Surface and volume rendering in three-dimensional imaging: A comparison

Abstract

Many surface rendering techniques are currently available for the three-dimensional display of structure data captured by imaging devices. Comparatively fewer volume rendering techniques are also available for the same purpose. The relative performance of these two methodologies in visualization tasks has been a subject of much discussion recently. Although it is very desirable to establish, based on observer studies, objective guidelines stating the relative merits of the two methodologies even for specific situations, it is impossible to conduct meaningful observer studies that take into account the numerousness of the techniques in each methodology, and within each technique, the numerousness of the parameters and their values that control the outcome of the technique.

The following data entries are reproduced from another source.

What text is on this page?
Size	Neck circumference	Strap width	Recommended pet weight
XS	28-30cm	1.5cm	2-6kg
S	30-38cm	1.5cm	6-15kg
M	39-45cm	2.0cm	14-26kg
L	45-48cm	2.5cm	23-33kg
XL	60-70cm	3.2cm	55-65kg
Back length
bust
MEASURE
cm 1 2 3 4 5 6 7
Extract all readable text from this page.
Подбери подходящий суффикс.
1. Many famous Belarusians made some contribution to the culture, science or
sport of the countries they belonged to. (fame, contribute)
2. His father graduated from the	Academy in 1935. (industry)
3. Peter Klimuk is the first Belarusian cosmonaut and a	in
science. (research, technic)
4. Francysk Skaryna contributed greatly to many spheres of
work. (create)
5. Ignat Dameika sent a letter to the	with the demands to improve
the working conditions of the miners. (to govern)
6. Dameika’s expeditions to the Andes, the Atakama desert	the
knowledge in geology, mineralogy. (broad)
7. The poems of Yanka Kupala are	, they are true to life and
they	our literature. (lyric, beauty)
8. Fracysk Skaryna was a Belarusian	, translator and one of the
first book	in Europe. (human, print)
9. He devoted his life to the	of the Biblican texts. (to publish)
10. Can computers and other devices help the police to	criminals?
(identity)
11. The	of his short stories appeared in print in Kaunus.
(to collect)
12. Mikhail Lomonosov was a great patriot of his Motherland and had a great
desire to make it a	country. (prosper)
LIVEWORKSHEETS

Our aim in this article is to compare the two methodologies purely on a technical basis in an attempt to understand their common weaknesses and disparate strengths. The purpose of this article is twofold—to report a new surface rendering technique and to compare it with two volume rendering techniques reported recently in the literature. The bases of comparison are: ability to portray thin bones; clarity of portrayal of sutures, fractures, fine textures, and gyrations; smoothness of natural ridges and silhouettes; and computational time and storage requirements. We analyze the underlying algorithms to study how they behave under each of these comparative criteria. Our conclusion is that, at the current state of development, the surface method has a slight edge over the volume methods for portrayal of information of the type described above and a significant advantage considering time and storage requirements, for implementations in identical environments.